Of course, when it rains, it pours. With her household in limbo as her husband now has no income and no job, this is the time for Ruth’s estranged father to call from the hospital desperate for help. Of course!
Despite the series of events that lead to the distress and chaos of the household (layoff, both parents moving in, a moody teenager), this book was fresher and sweeter than the lugubrious Olive Kitteridge which was our previous book club read. Somehow this book was much easier to read—I love that Ruth would escape into the kitchen and bake her heart out. She seemed to me as real as Olive, yet much more a person I would want as a neighbor or friend and not just because she gives away cakes. Okay, the cakes would be a major PLUS! Wouldn’t you just love to sit in the kitchen and watch Ruth bake?
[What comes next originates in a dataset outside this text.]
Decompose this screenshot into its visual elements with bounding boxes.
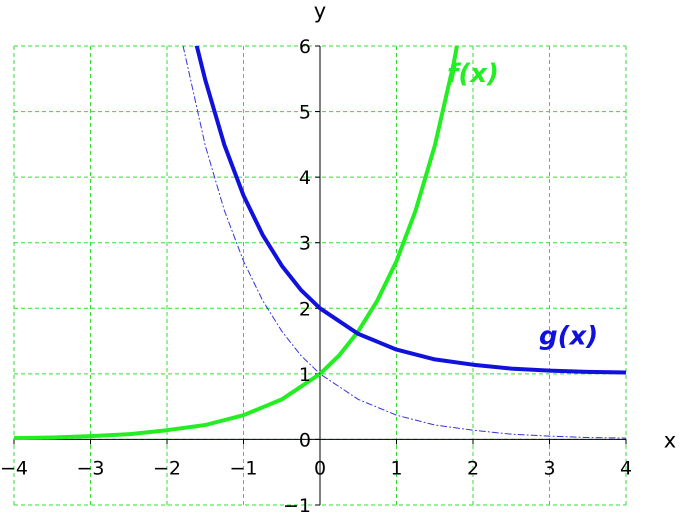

I was a teeny-wee bit disappointed to note that every recipe was "a reprint of previously published material." Didn't you just want the author to have been inspired by her grandmother's famous (handwritten recipe) cake? It seemed to me that not one cake was from Jeanne Ray; all were from cookbooks or magazine articles, bummer.
All in all, the mishaps that occur in Eat Cake are much lighter and simpler than a heavy novel. I needed a simple warm slice of cake novel. And, lucky me it was my birthday month, so I did get a yellow cake with butter cream--oh I craved that cake! Perhaps not the best book if you are on a diet as the delicious cake descriptions will bring out the frosting and sweet cravings.